Nothing that I will write will be truly original.  Everything has been said before.  I just prefer my way of describing things to the way others might discuss the same ideas.  Sometimes change is remembering what you already know.  The previous sentence is an example of what I read in a book a long time ago and have since heard many times.  I don’t remember the author’s name.

Whenever I write something that came from someone whom I know, or from books that I have read, or presentations that I have attended, I will do my best to give credit where it is do.  If I forget or fail to mention someone, please know that it has not been intentional.  I have no desire to plagiarize.  I have humility about the work that I do and the many ways to approach it.  I feel the same way about many of my colleagues in the field.

I believe that I have learned the difference between arrogance and affirmation.  I intend to affirm.

Since I was a child, long before I attained professional credentials, I have been a student of relationships.  I am sure that came in part from the challenges that arose in the Multi-Generational family system that I came from.  Don’t get me wrong.  Everyone comes from an imperfect family.  I feel lucky to have come from my own family.  I hope that my children and grandchildren will feel the same way.

There are not many people in the world who have the privilege of doing work that they love and work that they were “meant to do”.  I am extremely fortunate to be in that situation.  I might be making up the “meant to do” part, but that is my experience.

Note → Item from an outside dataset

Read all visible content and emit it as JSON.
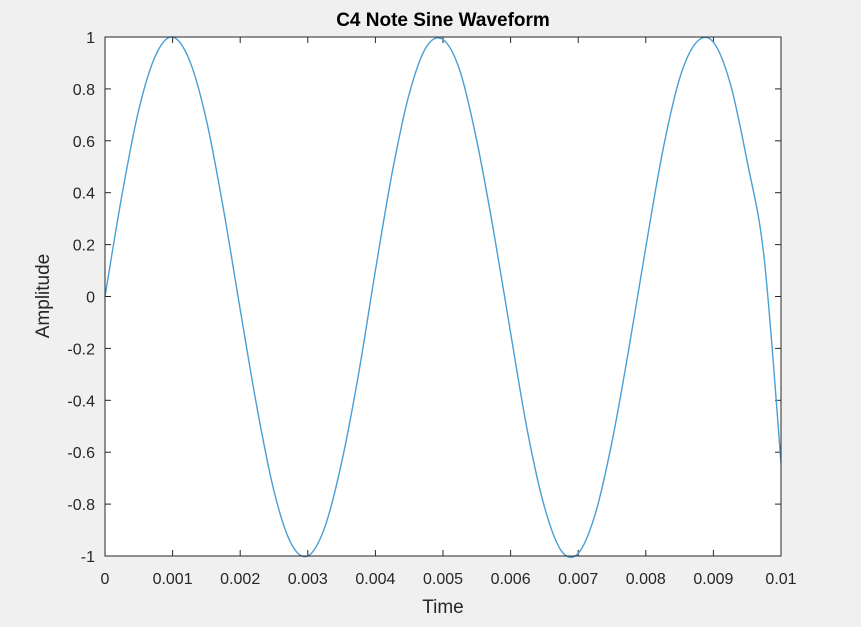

I try never try to lay spirituality on others.  I must say that my own spirituality informs my work and my life.  It is very personal.

I am a better talker than I am a writer.  I hope that I can lend clarity to what I write. I will attempt to share what I have learned, and am learning, about relationships and the process of psychotherapy.  I hope that what I write will be useful to readers.

The name of the Psychotherapy Practice that I co-founded in 1990 is The Art of Living.  In my view that is what psychotherapy is about.  Each person’s answer to what the art of living is to them is also very personal.  I ask questions and share thoughts.  You come up with your own answers.